Большой сверток с постелью Мотя взвалил на плечо, второй, полегче, подхватил под мышку и двинулся к выходу, сопровождаемый стонами и проклятиями Лукерьи.

В сенях он столкнулся с матерью Павла Назарова. Перешагнув порог, она остановилась возле кровати, в полумраке, негромко и как-то боязливо поздоровалась. Весь день она думала о Павле, о его несчастной любви, выискивала пути, как бы ему помочь, и вот пустилась на такой шаг.

— Здорово живете…

Лукерья, как задиристая курица, метнулась к ней, сунулась носом в самое ее лицо.

— Кто это? Ты, Татьяна? Зачем пришла?

— Мама! — сквозь зубы выдавила Шура.

— Не сердись, Лукерья. Мать я ему. С поклоном пришла к тебе и к Санюшке.

Лукерья смекнула, что дочь решилась окончательно и свершившегося не отвратить.

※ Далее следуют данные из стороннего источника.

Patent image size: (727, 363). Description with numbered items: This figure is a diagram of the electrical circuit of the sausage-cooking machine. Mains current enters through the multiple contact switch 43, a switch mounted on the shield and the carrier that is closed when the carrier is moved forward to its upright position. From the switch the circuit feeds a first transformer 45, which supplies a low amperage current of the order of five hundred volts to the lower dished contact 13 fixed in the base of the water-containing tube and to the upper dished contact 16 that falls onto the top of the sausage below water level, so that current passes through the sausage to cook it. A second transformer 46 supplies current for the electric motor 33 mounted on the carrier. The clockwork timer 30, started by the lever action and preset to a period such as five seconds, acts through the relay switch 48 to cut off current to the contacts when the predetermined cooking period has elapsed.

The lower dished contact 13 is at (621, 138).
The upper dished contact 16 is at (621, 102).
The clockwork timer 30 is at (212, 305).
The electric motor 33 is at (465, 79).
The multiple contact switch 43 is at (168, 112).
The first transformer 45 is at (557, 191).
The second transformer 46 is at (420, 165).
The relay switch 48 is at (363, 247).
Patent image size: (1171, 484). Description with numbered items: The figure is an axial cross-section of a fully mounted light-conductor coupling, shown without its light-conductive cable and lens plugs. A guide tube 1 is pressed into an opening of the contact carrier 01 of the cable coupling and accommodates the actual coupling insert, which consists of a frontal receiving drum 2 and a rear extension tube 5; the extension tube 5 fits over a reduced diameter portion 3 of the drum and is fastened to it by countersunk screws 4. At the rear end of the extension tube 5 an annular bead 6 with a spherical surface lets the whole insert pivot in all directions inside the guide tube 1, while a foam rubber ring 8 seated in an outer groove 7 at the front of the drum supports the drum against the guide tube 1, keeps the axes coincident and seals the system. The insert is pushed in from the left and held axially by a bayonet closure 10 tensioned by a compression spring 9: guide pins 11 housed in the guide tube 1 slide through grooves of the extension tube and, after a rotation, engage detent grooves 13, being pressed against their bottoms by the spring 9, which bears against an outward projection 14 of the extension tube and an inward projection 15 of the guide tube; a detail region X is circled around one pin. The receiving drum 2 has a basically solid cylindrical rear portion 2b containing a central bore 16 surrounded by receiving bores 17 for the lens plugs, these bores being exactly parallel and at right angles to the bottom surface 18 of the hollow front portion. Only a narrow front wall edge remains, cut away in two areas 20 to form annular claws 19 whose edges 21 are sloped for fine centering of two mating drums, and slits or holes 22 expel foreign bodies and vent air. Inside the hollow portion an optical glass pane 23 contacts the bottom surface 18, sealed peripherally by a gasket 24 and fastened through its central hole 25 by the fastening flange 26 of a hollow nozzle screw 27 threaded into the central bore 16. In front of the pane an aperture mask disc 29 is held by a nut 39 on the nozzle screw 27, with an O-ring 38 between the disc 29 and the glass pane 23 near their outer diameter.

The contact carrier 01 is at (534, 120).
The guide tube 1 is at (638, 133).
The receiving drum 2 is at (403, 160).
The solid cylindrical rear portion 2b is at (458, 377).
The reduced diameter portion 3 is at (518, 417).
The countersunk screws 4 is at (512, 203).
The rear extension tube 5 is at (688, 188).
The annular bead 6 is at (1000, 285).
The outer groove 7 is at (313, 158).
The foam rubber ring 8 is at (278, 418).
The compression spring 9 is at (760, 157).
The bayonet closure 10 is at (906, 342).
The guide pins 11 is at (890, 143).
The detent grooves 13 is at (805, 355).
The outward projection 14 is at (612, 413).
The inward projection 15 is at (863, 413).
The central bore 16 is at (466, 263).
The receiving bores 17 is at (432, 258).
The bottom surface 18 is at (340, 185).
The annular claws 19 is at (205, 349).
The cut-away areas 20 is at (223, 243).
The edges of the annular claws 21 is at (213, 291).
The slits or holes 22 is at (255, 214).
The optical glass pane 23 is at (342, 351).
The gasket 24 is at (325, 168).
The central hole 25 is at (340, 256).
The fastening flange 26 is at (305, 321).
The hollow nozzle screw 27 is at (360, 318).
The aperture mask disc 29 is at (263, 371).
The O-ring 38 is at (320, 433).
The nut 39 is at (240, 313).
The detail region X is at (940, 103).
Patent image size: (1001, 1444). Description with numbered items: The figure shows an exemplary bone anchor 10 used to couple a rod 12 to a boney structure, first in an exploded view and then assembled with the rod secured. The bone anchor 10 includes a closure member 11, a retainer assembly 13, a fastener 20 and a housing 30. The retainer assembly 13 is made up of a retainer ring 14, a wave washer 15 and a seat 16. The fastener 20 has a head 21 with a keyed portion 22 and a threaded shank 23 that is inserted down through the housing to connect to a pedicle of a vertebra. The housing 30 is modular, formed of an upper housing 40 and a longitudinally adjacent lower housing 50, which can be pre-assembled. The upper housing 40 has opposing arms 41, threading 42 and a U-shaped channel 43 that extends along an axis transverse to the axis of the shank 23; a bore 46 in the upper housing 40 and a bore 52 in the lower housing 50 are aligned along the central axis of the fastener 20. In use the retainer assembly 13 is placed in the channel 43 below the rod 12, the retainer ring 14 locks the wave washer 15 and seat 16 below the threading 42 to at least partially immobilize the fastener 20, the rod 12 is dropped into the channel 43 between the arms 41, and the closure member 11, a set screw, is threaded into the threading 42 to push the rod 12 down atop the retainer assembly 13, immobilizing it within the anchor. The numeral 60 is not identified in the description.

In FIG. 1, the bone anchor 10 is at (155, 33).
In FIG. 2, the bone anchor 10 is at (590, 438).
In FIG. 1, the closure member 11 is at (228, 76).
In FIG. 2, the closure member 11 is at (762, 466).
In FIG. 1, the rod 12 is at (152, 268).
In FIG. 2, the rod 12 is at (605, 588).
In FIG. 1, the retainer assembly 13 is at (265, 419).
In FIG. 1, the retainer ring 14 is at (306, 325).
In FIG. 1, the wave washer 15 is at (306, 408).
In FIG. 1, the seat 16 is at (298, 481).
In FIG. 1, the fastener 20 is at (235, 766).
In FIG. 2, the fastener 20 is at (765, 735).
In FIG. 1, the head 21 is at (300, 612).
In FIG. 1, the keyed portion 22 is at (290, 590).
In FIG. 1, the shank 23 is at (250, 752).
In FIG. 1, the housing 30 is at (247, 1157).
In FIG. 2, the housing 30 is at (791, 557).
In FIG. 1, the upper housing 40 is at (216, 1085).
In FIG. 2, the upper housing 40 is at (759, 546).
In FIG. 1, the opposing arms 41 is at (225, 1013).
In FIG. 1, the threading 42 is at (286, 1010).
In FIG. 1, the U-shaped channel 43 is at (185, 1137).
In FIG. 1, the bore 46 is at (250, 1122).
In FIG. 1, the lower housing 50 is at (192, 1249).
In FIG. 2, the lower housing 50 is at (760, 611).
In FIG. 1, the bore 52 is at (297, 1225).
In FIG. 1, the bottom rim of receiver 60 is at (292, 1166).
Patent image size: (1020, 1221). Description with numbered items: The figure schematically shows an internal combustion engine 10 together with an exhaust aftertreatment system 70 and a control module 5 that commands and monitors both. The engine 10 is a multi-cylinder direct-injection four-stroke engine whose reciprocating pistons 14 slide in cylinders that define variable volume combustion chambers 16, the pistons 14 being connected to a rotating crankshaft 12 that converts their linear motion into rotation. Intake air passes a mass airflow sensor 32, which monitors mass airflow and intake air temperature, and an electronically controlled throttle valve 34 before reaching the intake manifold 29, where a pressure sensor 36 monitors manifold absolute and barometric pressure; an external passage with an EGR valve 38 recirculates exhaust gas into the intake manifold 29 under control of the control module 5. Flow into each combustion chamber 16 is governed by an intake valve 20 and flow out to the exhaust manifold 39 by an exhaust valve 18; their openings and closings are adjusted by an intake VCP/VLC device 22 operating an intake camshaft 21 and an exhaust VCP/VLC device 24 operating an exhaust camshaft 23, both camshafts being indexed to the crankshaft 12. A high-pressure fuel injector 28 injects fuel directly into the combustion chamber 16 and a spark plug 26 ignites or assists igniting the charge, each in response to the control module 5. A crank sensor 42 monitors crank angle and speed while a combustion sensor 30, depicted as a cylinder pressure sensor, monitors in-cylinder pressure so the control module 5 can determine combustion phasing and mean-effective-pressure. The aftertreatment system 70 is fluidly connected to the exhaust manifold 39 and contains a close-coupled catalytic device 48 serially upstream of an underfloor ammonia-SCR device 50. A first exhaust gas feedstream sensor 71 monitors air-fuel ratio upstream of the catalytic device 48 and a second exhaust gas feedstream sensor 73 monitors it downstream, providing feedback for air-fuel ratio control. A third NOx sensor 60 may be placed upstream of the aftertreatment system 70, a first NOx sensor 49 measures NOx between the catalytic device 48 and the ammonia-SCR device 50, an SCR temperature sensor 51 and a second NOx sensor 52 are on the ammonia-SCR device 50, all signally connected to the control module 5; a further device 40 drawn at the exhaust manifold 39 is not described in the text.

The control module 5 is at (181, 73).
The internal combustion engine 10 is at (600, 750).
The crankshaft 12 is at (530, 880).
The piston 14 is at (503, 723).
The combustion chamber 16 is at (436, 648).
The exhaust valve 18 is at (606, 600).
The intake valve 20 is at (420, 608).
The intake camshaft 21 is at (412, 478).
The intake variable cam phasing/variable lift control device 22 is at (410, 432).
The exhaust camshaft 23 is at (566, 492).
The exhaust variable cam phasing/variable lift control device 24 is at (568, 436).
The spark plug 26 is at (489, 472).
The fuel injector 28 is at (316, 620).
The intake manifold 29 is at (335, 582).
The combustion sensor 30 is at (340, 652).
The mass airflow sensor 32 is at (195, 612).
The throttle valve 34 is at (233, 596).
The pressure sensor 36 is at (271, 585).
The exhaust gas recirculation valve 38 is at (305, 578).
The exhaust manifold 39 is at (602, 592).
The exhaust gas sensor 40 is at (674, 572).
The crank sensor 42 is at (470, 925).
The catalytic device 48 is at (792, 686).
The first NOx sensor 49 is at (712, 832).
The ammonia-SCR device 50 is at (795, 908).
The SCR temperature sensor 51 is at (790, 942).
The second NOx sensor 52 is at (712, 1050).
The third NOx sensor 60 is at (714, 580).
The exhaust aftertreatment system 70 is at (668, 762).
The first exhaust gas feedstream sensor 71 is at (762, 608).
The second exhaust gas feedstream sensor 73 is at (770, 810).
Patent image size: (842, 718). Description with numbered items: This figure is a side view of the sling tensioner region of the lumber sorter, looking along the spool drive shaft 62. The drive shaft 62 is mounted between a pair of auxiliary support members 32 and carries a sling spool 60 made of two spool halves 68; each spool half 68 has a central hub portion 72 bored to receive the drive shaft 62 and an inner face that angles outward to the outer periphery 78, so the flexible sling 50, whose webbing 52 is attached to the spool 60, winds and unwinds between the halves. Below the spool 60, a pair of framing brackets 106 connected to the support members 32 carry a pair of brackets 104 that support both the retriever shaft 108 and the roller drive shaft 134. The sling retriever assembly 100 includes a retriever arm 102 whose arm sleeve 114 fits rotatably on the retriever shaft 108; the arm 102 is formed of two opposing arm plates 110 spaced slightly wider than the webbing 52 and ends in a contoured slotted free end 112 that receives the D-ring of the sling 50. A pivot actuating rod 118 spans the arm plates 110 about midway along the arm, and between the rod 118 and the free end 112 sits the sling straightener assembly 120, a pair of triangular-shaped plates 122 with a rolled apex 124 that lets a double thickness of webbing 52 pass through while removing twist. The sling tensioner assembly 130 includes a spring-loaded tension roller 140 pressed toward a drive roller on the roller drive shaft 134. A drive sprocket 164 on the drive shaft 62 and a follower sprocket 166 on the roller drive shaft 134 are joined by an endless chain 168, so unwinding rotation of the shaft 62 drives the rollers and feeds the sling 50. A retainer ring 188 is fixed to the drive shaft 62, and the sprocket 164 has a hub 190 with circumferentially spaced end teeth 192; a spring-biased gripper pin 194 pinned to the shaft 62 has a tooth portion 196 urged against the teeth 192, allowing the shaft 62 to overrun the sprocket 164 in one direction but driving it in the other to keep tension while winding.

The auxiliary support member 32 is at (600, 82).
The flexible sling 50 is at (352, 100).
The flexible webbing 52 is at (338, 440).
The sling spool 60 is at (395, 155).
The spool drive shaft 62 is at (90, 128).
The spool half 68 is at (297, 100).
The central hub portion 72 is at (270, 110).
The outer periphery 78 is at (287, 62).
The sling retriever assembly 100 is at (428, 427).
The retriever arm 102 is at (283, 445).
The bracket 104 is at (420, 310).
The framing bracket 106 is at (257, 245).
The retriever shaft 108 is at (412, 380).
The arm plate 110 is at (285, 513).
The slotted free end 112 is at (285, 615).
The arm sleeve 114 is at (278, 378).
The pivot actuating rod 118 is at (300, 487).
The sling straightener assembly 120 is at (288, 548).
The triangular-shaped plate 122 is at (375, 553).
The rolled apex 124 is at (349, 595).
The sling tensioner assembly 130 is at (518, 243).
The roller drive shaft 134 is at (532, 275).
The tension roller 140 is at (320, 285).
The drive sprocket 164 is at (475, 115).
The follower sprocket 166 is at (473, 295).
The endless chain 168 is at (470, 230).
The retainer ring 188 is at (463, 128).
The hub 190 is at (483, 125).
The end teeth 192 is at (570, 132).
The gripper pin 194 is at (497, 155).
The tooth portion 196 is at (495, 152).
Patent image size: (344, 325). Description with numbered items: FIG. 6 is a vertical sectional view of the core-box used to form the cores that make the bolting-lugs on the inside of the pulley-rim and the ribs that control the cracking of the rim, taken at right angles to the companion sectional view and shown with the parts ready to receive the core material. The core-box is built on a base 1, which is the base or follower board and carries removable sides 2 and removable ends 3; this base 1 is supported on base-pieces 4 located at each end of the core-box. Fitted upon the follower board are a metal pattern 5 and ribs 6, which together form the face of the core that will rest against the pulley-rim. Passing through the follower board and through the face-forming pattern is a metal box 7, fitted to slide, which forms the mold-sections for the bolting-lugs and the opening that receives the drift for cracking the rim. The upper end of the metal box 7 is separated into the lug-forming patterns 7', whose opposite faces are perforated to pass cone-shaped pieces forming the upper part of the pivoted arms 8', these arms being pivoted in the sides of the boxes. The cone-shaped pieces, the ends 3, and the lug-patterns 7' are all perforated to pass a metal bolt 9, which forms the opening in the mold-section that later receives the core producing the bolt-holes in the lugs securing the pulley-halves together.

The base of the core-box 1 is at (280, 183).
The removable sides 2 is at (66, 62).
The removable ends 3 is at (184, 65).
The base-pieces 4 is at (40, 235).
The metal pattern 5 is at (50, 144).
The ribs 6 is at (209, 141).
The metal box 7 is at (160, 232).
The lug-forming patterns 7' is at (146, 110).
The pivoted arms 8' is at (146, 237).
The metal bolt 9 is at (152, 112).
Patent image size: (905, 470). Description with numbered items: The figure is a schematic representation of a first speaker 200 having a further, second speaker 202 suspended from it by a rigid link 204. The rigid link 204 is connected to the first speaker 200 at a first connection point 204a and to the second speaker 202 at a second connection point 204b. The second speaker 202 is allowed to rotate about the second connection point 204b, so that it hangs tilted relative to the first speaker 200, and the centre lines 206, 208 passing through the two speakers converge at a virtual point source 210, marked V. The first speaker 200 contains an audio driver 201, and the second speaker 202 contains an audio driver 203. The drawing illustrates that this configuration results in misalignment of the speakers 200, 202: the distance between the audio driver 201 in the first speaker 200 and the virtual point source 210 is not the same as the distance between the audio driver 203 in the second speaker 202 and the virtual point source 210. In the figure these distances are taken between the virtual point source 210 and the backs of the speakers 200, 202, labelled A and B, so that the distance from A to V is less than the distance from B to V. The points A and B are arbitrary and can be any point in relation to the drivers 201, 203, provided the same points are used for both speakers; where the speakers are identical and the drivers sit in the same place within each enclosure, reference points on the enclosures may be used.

— Ни к чему эти твои поклоны, — проворчала она примирительно. — Сама гоню дочь из дому.

— Господи, куда же?

— К мужу. Насиделась в девках, пора семью сколачивать. Лучше Павла твоего ей не найти. Заартачилась сперва, да ведь я приструнила.

Вернувшийся от машины Мотя оглушительно захохотал. Лукерья даже вздрогнула.

— Опять ты тут! Эко заржал, леший! Мать от сердца с кровью дочь отрывает, а ему смешно. Ну не верблюд ты после этого, Матвей?..

— Это я так выражаю свое одобрение тебе: правильная ты женщина, тетка Лукерья, первейший дипломат!

Лукерья загремела спичками, зажигая висячую лампу. Татьяна подошла к Шуре, еще недоверчивая, обеспокоенная.

— Неужто правда, Саня?

— Видите, собираюсь. — Девушка разглядывала белую блузку, которую собиралась надеть. — Не прогоните?

Татьяна испуганно всплеснула руками.

— Что ты, доченька! Разве мы враги своему сыну? Не спит, не ест, высох весь, никакие успехи на работе не веселят. Уж и надежду на тебя потерял! Радость-то какая ему будет, боже ты мой! Едем скорее, милая!

Лукерья принаряживалась в чулане, собиралась провожать дочь.

— Радость, говоришь? — донеслось ее неукротимое шипение. — Дружка и мать за невестой послал, а сам и глаз не кажет! Вот так радость! Что это за женитьба? Без сватов, без свадьбы, свилась-собралась и упорхнула. Словно бесприданница или сирота круглая. — Лукерья всплакнула.

Татьяна прошла к ней в чулан: в молодости они были подружками и частенько шептались в чуланах.

— В райком вызвали его, по делу.. — И жгучее Лукерьино бормотание слилось с просительным шепотом Татьяны. Женщины укоряли друг друга в чем-то, заверяли, спорили…

Не стесняясь Моти Тужеркина, Шура сбросила старую кофточку и надела белую, праздничную, причесала волосы и потерянно замерла посреди избы, уронила руки.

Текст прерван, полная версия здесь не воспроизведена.